Producers That Have Held Out Until Now Slowly Begin Selling Assets as Oil Prices Hit $50

From Forbes:
Faced with dwindling cash and anxious lenders pushed to the brink, oil and gas exploration companies have reluctantly started to let go of acreage they have guarded through the worst of the commodity downturn. 
The number of transactions for shale assets has increased this year, albeit off of low levels in 2015. For that shaky trend to solidify this year, dealmakers are hoping for not only higher oil and gas prices but, more importantly, sustained pricing levels that provide both buyer and seller comfort. Oil prices had flirted with and recently topped $50 per barrel, and while up 60% since February, lenders to exploration and production companies have retrenched, cutting off access to borrowing and forcing their clients to sell. 

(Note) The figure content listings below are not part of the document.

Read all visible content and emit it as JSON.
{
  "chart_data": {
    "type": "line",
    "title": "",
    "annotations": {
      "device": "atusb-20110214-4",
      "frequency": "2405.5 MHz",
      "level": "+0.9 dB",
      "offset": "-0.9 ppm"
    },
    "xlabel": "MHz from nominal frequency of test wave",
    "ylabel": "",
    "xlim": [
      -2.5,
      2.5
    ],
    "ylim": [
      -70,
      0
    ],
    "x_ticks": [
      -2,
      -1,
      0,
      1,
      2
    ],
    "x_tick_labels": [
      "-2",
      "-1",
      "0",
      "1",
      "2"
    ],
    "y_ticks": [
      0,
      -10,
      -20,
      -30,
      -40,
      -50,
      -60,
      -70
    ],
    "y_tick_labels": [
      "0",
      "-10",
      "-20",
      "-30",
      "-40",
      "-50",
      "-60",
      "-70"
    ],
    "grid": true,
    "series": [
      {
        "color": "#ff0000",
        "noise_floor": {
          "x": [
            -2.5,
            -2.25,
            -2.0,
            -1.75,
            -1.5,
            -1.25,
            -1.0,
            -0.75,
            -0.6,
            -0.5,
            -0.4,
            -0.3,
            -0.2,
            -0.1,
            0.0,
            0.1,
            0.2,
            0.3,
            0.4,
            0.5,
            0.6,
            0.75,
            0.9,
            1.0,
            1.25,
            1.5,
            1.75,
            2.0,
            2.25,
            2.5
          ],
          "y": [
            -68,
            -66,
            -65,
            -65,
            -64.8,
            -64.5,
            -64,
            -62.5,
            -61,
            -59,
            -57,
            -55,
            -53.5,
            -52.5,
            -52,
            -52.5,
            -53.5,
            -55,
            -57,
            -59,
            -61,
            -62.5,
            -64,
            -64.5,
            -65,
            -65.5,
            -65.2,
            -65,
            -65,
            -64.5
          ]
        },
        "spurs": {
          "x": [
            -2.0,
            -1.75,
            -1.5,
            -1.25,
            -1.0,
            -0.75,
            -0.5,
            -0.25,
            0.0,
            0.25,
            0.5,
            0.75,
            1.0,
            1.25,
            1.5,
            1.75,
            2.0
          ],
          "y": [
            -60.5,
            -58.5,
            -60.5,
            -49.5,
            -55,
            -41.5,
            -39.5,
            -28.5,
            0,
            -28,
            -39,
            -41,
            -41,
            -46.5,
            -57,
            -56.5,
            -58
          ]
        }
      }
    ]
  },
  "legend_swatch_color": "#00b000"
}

As of April, there were 49 asset transactions, excluding corporate mergers, for $12.7 billion, up from the 35 acreage deals worth $6.5 billion during the same time last year, according to IHS Energy, a global research and consultancy firm. And while an improvement, the recent uptick in merger and acquisition activity is well below the spring of 2014, which saw $40.2 billion in deals ahead of oil’s historic crash. 
“Sellers are beginning to say, ‘You know what, I have to have liquidity; I have to have money or else my business goes down the toilet,’” said Darren Barbee, senior editor ofOil and Gas Investor magazine.